Psychology is generally defined as the science of the behavior of individual organisms. The field offers tremendous diversity in terms of the ways in which behavior is studied. For example, physiological psychologists do work that is sometimes indistinguishable from the biological sciences, while social psychologists do work that is more closely related to that of sociologists and cultural anthropologists. Psychology is an evolving discipline that is best understood from a variety of differing perspectives. This diversity often produces stresses and conflicts within the field. One of our primary goals is to teach the student majoring in psychology how to deal with ambiguity, how to reflect on this experience, and how to ask sophisticated questions about behavior and experience.

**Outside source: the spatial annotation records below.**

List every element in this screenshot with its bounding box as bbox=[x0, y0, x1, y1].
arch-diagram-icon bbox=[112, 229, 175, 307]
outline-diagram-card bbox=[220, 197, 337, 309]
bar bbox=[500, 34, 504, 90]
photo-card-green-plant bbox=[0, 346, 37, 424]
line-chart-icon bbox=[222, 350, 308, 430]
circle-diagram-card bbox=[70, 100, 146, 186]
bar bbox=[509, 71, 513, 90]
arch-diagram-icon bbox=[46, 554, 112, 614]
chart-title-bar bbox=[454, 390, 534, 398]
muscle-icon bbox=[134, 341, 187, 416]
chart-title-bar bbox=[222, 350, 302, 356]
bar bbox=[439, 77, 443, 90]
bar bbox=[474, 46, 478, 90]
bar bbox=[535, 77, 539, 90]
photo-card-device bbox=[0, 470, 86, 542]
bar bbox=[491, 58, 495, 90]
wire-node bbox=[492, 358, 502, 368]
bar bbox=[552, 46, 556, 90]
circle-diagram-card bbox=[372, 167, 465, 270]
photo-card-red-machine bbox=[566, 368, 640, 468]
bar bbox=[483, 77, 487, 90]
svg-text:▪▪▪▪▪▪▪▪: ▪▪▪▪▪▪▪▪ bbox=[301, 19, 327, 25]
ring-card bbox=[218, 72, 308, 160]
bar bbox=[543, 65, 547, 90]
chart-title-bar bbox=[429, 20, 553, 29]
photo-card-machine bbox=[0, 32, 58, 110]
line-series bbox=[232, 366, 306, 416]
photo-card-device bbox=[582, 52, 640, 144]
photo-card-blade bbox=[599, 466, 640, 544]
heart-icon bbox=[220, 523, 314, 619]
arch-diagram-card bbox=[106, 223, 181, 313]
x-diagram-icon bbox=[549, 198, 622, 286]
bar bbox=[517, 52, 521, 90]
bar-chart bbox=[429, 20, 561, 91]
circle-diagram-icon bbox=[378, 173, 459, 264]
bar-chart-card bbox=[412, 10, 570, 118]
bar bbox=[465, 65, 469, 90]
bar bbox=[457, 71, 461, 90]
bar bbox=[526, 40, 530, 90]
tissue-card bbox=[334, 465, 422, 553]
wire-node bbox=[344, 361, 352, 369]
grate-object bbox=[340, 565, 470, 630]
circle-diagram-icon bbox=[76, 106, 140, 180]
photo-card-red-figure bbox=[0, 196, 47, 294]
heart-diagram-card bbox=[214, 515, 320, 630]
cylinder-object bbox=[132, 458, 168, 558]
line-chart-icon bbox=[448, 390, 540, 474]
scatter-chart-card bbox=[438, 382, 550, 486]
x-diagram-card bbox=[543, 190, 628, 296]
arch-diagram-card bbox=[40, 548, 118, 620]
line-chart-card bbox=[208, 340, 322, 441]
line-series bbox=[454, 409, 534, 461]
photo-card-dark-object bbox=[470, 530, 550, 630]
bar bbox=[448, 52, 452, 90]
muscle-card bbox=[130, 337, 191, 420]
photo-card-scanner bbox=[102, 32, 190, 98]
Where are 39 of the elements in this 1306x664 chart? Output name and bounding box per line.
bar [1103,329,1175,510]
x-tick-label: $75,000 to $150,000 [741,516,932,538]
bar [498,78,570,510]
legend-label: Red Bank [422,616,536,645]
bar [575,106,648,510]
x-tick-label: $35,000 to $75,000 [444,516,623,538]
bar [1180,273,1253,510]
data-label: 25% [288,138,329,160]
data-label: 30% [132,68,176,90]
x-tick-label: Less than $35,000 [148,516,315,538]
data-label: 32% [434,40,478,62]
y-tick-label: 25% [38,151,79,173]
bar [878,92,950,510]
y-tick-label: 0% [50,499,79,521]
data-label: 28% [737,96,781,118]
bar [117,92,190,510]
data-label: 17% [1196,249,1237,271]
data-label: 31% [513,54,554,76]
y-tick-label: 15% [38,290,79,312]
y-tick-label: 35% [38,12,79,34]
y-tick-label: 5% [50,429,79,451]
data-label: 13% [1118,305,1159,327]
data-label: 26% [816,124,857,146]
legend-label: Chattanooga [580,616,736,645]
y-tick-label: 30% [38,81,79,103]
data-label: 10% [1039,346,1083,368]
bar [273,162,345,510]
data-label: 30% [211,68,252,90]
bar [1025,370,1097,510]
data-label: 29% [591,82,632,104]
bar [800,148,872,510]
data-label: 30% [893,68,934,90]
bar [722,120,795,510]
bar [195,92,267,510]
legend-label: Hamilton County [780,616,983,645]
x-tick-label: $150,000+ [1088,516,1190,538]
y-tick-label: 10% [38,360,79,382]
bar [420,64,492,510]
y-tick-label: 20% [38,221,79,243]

The Online Electronic Catalog (OEC) is the university?s official compilation for all curriculum. The OEC serves as the basis for major, minor, specialization, certificate, and program requirements for the academic year. For current policy and curriculum requirements refer to the CWU online catalog at http://www.cwu.edu/~catalogs. . You may choose the catalog that is appropriate for your major requirements, based on the quarter that you were accepted into your program. Some students may be using more than one catalog to meet general education and major requirements. A student should expect to meet the specific requirements of the psychology major or minor listed in the OEC that is current at the time he or she is accepted by the department into the major or minor program. A student should expect to complete general education requirements as listed in the OEC current at the time of first enrollment at either Central or a community college in the state of Washington, provided he or she transfers directly to CWU from the community college and has not attended another four-year institution.
A 45-credit major program is available to students who are pursuing a second major or a minor in a related field. A 60-credit major program is available to students who have not declared a second major or a related minor. Both programs provide an academic program that is suitable for students planning to pursue graduate-level education. The programs differ only in the number of elective credits required to obtain the degree.